Osborne did not explain how the clampdown would happen but did mention new criminal offences for tax evasion and new penalties for professionals who help tax evaders.

Further details on the new offences are expected to be published tomorrow [March 19].

“Let the message go out: this country’s tolerance for those who will not pay their fair share of taxes has come to an end,” Osborne said.

Oil & Gas

To support the UK’s oil & gas sector, the chancellor committed to cutting Petroleum Revenue Tax from 50% to 35%. He also cut the Supplementary Charge in respect of profits from oil and gas production in the UK and UK Continental Shelf from 30% to 20%, and is backdating it to the beginning of January.
Graeme Lewis, director at oil & gas staffing specialist Air Energi, told Recruiter the chancellor’s move is vital to ensuring young people see oil & gas as an attractive sector.
“Britain has produced a large number of talented people who have gone onto enjoy careers both in the UK and overseas,” said Lewis.
“That will continue as long as there is a viable North Sea industry for people to cut their teeth in.
“The skills and experience and cultural fit of people from Britain, particularly those who have experience of the North Sea sector are very much in demand in all parts of the globe and that is why this is significant,” he added.
Andrew Speers, managing director at oil & gas staffing specialist Petroplan, agreed, adding: “Providing businesses involved in this sector with additional support in the form of this significant tax break will support the continued growth of talent for a global industry.
“The required talent may not have been attracted to the region without this supportive fiscal arrangement."
David Spencer-Percival, chief executive of energy recruitment firm Spencer Ogden, said: “This is the kick start that the North Sea oil industry needed. George Osborne’s £1.3 billion support is the first, vital step in reversing mounting job losses.
“The situation was becoming dire. We had gone from a skills shortage to an influx of jobless top talent.
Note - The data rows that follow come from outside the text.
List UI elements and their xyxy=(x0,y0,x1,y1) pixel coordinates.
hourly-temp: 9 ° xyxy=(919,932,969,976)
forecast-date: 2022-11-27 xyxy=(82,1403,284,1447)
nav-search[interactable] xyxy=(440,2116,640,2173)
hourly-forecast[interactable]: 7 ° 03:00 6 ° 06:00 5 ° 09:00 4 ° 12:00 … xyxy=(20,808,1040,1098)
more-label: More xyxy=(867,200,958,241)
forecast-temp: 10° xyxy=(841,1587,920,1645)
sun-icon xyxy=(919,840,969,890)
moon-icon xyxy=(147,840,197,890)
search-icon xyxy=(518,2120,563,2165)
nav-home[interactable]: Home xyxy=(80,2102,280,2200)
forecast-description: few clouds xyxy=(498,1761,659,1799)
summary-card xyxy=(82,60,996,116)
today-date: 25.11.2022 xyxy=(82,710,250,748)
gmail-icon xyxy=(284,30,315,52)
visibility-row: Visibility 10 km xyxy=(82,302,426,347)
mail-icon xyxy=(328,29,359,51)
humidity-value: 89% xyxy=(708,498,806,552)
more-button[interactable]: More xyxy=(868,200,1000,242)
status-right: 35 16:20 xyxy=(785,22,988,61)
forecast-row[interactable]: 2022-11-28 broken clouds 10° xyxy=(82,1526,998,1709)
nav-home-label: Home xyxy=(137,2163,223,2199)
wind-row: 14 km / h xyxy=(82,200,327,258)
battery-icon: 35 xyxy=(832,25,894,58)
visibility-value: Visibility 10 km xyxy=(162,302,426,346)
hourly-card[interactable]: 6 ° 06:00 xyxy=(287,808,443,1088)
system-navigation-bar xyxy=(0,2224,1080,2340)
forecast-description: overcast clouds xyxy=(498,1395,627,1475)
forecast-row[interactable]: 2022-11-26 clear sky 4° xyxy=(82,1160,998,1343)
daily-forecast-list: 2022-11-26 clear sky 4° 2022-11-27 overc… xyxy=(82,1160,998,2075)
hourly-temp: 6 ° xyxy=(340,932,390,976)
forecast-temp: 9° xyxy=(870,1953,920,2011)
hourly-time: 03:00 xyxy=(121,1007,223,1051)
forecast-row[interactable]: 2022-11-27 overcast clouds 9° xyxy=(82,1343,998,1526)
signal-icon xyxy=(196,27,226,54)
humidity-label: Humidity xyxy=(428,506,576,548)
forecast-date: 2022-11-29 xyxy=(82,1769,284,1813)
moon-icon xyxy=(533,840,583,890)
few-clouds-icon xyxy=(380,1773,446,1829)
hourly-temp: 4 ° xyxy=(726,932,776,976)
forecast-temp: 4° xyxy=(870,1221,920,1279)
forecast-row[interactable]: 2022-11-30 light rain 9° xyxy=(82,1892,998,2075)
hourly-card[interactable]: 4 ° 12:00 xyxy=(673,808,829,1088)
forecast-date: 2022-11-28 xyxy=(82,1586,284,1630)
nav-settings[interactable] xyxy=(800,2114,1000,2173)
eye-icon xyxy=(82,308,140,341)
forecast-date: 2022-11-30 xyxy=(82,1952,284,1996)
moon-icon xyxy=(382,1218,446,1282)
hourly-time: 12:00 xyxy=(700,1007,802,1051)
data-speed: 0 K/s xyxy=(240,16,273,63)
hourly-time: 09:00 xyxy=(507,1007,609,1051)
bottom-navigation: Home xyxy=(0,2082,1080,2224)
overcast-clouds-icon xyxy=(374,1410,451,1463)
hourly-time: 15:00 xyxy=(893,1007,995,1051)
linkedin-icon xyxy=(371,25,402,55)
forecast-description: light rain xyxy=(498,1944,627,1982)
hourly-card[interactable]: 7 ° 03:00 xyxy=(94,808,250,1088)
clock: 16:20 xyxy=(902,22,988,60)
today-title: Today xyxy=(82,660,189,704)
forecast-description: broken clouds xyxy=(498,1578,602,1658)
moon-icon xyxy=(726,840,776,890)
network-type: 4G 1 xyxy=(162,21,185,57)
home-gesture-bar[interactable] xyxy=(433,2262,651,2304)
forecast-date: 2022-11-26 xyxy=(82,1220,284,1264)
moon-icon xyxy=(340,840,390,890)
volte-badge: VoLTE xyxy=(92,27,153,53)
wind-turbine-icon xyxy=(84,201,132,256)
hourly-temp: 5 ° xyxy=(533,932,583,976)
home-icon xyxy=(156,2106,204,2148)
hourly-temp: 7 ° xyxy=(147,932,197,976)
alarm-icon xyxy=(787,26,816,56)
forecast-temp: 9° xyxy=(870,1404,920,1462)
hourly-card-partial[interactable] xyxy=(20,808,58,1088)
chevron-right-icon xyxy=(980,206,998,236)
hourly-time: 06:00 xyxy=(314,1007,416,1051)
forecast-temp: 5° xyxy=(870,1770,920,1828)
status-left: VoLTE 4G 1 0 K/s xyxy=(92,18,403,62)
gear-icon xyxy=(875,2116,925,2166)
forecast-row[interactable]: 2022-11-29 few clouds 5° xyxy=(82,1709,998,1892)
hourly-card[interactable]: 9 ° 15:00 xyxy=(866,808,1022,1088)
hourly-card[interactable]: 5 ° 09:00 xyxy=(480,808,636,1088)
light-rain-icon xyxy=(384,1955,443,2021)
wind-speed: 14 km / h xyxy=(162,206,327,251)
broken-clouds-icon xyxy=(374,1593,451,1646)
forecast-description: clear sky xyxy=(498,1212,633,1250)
This is now being addressed.
“The fact is, without exploration now, North Sea oil jobs will dry up long before the oil sources do.”

Meanwhile, CBI Director-General John Cridland claimed the move would allay investment concerns among companies in the sector.

“The oil and gas industry, which supports 450,000 UK jobs and is a major contributor to GDP, has been given a much-needed boost with the reduction to the supplementary charge and other incentives. This will help address concerns over job losses and investment freezes, but pressures remain due to low oil prices.”
Business rates
Addressing business rates, the chancellor said the government has reached a provisional agreement to enable Greater Manchester to retain 100% of additional growth in local business rates with the same deal also planned for Cambridge.
Osborne also revealed a “major” review of Business Rate tax, welcomed by retail recruiter Peter Burgess at Retail Human Resources who said excessive charges for business rates is damaging job creation in the retail sector.
“We need a significant reduction in business rates for all town centres if they are to revive,” he said. “Otherwise there needs to be a concerted effort to change the use of some retail areas, perhaps to residential, otherwise our town centres are to be condemned to having more charity shops and empty buildings.”
The REC’s Hadley added the issue of business rates is an area the organisation had been lobbying on in connection with The British Retail Consortium.
“The fact that Manchester and Cambridge will be able to retain 100% of their business rates sets an important precedent for further local and regional devolution,” Hadley said.

Osborne announced other measures likely to be of interest to recruiters, including the abolishment of Class 2 National Insurance contributions for all self-employed, abolishing annual tax returns; cutting corporation tax to 20%; abolishing National Insurance for employing under 21s from April and for employing young apprentices from next April; significant investment leading to job creation in engineering, science, creative, transport, energy sectors.